Chiron yörüngesi Satürn ile Uranüs arasında bulunan ve 1977 yılında keşfedilen bir kuyruklu yıldızdır. Şiron, Kiron veya Kayron denirken rastlayabilirsiniz kendisine. Astrolojide en derin yaralarımızı ve bu yaraların gizlediği şifa yöntemini gösterir. O şifalandırıcıdır. Kendimizi iyileştirmek bizi üzen tıkanıkların tamiri ile mümkündür, reddettiğimiz tüm duygular zihin tarafından hızlı bir müdahale ile baskılanır, üzülmemiş ya da kızmamış gibi yaparak ilk yaramızı yapıştırırız zihnimize. Şamanların şifa gücü Şiron ve metafiziğin dünyasını yöneten Plüton açılarından gelir.
Chiron bir Centeur’dur. Yarı at yarı insan şeklinde olan Centaurların barbarca bir ünü vardı. Vahşi cinsel eylemlerde içmeyi ve şımartmayı severlerdi. Sarhoş edildiklerinde çabuk öfkelenir ve kendi türleriyle bile şiddetli bir şekilde savaşırlardı. Okçuluk tutkuları vardı ve savaşta da çok etkili olabilirlerdi. İhtiraslarını, hiddetini, şehvetini yenmiş faziletli bir öğretmendi Chiron . Chiron insanlaşmaya çalışan yanımızdır.

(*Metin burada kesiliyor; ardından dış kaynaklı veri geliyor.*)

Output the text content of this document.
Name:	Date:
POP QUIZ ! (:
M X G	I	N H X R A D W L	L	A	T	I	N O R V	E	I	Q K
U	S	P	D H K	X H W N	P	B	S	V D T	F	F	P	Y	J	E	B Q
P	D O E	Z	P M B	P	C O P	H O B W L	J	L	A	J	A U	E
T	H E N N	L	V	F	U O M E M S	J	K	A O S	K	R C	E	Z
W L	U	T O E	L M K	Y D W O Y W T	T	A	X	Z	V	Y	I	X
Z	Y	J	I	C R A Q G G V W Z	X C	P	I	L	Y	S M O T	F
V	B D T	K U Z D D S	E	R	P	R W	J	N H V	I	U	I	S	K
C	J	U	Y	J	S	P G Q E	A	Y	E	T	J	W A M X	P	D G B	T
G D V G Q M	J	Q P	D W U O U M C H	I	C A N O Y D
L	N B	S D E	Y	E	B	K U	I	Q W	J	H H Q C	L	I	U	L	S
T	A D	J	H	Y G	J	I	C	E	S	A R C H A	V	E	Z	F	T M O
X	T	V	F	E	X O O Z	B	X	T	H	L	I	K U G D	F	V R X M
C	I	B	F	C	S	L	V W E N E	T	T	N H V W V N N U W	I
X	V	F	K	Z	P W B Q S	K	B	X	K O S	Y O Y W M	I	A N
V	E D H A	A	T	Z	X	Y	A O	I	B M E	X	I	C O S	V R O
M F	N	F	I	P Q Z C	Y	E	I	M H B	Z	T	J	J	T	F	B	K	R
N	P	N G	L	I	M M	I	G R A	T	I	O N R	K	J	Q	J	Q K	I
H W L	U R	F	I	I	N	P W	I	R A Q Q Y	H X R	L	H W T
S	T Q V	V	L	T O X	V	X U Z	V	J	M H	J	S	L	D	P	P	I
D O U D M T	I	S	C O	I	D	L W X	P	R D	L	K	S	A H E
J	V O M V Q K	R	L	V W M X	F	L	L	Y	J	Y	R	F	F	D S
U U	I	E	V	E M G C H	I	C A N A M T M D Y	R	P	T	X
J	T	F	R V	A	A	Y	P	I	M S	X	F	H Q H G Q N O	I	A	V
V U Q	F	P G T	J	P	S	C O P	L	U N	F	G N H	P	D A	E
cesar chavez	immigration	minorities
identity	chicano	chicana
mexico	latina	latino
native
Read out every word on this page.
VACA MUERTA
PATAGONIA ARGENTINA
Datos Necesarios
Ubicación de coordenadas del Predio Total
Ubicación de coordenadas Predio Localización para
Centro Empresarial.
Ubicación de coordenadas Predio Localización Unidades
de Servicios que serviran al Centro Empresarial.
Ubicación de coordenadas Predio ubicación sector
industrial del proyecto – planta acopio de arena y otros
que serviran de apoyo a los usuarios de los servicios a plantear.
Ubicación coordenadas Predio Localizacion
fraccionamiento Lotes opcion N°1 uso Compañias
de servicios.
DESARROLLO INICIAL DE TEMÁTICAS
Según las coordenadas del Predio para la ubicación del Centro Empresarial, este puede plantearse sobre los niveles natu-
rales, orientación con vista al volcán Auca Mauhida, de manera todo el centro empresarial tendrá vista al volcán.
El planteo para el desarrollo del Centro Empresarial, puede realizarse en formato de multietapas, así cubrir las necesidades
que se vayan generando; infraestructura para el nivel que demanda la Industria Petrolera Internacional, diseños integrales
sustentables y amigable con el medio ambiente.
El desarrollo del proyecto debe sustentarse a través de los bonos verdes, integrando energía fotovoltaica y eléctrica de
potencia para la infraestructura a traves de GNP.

Hayvani yönümüzden kurtulmak için acı çekmemiz gerektiğini bize gösteren özel bir astrolojik amagramdır. Öngörülemez olaylarla gelen acı ile değişim yaşamak zorunda kalırsınız. Tekâmül etmek için aslında kabul edilmeyeni kabul etmeniz gerekir.
Çiçeğin Homeopati de kullanım ;
Sadece sabah/akşam damlaları ile çiçeklerin enerjiktik frekanslarını kullanarak kısa sürede hayır diyebilmeyi öğrenerek, yaşam kalitemizi arttırıyor, dilediğimizi yapmakta özgür irademizi harekete geçiriyoruz. İntegral Homeopati de kahve, nane kullanımı gibi yasaklamalar yoktur. Düzenli kullanım şarttır, çiçek enerjitikleri ilaç değildir tamamen bitkinin enerjitik imzasıdır.